Once consultation is complete, the final capability framework and resources would be launched at the Nursing Informatics global congress NI 2020 in Brisbane, on 27 – 29 July 2020.


The 2020 focus on nursing and midwifery in the digital age coincides with the World Health Organization’s International Year of the Nurse and Midwife. Critically, it is also important to ensure that the voices of nurses and midwives are heard when looking at the implementation of technology in healthcare organizations. 

In an interview with HealthcareITNews last September, Katie Trott, chief nursing information officer at the Royal Free London NHS Foundation Trust said, “Often, there’s an emphasis on doctors, however, the nursing workforce is often much greater than the medical workforce. And so making sure that they’ve got full representation of that is really important, particularly as we have nurses taking on more and more extended roles where they’re seeing patients autonomously.”

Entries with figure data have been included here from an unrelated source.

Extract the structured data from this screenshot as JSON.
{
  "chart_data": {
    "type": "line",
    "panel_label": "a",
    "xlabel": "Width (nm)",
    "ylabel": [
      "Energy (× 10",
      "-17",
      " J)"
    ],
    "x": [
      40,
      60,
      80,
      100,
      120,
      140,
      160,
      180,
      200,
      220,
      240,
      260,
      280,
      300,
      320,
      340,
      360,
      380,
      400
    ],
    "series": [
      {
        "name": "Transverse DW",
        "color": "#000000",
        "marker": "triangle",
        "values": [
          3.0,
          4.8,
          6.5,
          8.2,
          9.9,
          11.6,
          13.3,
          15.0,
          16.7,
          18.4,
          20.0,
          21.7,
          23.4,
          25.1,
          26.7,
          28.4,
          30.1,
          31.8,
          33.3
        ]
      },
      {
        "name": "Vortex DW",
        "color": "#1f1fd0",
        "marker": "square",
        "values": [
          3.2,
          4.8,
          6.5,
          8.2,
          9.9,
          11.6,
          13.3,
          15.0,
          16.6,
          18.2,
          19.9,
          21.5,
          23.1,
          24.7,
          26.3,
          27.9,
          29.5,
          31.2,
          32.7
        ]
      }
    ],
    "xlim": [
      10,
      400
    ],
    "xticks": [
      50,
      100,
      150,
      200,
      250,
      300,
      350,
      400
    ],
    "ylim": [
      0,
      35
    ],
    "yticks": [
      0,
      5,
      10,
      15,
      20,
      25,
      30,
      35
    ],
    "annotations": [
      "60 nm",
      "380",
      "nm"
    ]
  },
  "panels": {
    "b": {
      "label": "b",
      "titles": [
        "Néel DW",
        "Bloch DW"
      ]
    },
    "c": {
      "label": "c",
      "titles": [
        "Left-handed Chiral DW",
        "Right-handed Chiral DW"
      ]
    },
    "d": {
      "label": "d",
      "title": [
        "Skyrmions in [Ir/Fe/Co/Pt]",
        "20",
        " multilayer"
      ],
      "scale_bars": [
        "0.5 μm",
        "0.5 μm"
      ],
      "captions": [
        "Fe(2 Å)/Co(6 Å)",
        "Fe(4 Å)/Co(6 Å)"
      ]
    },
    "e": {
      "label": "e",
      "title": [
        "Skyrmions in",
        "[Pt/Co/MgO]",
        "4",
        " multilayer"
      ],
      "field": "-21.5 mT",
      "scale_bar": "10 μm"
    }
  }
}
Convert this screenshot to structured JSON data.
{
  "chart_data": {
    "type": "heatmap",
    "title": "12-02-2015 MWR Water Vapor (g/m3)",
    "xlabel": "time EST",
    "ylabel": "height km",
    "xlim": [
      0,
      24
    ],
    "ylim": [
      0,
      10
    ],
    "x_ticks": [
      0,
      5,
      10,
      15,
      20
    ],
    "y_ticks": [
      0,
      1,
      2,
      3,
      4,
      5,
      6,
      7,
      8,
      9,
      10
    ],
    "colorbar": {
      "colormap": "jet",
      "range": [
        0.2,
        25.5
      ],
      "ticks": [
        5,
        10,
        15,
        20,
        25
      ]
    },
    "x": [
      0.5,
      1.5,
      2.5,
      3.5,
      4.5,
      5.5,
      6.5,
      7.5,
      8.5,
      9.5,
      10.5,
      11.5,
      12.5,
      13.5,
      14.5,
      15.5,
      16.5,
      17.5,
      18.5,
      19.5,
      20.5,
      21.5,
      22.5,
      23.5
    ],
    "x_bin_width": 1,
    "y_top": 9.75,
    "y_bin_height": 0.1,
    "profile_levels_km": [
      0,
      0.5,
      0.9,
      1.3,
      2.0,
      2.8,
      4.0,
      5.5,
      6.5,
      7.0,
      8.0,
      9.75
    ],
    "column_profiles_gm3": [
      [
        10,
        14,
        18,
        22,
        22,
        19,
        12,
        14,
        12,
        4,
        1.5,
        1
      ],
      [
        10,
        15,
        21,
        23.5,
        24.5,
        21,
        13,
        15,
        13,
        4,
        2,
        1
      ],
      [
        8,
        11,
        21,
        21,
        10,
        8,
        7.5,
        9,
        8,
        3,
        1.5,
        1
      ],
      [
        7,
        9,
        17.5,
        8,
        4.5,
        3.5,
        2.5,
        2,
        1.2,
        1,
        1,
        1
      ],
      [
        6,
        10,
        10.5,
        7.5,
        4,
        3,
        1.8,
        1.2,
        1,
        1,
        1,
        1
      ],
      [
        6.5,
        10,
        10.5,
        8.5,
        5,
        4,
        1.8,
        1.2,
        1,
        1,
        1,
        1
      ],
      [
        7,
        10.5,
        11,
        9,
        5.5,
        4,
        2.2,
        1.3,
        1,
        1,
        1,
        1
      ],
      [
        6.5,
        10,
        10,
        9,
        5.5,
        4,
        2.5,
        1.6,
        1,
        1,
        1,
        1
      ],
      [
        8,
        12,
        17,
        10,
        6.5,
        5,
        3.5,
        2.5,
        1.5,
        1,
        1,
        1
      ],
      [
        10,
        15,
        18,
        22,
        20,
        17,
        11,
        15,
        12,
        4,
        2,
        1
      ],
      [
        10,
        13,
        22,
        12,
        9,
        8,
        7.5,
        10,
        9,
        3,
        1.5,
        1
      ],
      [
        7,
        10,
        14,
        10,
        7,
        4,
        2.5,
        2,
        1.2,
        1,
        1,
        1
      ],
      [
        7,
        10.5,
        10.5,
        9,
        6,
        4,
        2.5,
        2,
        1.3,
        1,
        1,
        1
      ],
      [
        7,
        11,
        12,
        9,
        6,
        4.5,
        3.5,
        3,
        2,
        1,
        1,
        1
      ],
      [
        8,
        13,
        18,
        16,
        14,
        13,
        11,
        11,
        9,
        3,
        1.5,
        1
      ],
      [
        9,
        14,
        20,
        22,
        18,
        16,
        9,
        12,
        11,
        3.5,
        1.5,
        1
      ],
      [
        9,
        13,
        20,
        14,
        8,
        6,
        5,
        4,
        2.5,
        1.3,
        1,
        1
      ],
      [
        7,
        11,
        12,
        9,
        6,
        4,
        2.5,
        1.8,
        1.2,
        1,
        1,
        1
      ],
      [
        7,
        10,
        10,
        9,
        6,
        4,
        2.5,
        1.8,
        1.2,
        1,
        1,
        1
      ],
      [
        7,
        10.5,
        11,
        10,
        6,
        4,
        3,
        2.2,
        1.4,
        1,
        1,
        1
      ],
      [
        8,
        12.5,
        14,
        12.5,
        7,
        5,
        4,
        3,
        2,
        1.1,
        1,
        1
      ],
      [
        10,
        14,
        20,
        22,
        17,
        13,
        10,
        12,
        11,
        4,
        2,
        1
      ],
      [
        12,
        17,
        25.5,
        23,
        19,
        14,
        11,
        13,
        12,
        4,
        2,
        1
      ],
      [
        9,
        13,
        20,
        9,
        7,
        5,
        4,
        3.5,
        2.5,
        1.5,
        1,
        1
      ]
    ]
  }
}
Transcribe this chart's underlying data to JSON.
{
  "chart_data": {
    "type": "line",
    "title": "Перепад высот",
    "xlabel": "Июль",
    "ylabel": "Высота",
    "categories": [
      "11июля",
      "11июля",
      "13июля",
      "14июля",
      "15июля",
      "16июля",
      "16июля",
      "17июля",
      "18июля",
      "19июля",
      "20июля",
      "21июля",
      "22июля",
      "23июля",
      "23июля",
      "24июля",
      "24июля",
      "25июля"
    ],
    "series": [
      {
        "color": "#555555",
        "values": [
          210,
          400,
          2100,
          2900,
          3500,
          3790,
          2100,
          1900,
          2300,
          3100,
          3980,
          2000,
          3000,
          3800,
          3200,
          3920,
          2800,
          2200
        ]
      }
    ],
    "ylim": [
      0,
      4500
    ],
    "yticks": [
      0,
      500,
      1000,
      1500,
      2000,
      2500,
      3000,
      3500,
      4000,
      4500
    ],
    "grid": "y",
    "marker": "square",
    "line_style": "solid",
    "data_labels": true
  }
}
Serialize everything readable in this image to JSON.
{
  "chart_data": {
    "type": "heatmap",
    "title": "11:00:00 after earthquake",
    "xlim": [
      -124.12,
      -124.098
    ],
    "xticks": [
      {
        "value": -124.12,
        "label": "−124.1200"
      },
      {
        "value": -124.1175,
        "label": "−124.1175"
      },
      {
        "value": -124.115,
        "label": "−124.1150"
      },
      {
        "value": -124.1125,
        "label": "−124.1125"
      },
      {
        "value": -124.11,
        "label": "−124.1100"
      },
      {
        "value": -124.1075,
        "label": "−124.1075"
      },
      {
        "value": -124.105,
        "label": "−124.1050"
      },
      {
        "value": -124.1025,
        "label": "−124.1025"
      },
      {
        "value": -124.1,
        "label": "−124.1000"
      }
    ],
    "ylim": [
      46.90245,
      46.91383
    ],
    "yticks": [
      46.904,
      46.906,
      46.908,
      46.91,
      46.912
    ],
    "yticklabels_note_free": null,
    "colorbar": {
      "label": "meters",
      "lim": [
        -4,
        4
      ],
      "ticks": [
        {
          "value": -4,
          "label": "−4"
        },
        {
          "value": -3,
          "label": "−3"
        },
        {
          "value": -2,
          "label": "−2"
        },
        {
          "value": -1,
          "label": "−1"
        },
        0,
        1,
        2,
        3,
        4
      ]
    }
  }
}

“In the emerging field of digital health, nurses and midwives are at the forefront, combining knowledge, data, and technology to produce best possible outcomes for patients.”

“In this new program, nursing and midwifery organizations will be collaborating to create the first national framework to support nurses and midwives in an increasingly digital workplace, with all the challenges and opportunities that provides,” said HISA CEO Dr Louise Schaper in a statement.

Angela Ryan, the Agency’s Chief Clinical Information Officer and a Registered Nurse, said: “Nurses and midwives are once again ensuring that they are at the center of their educational and professional development so that they can deliver the best care possible.”

“This program will identify the specific skills nurses and midwives need for them to maximize the benefits for their patients from Australia’s digital health system.”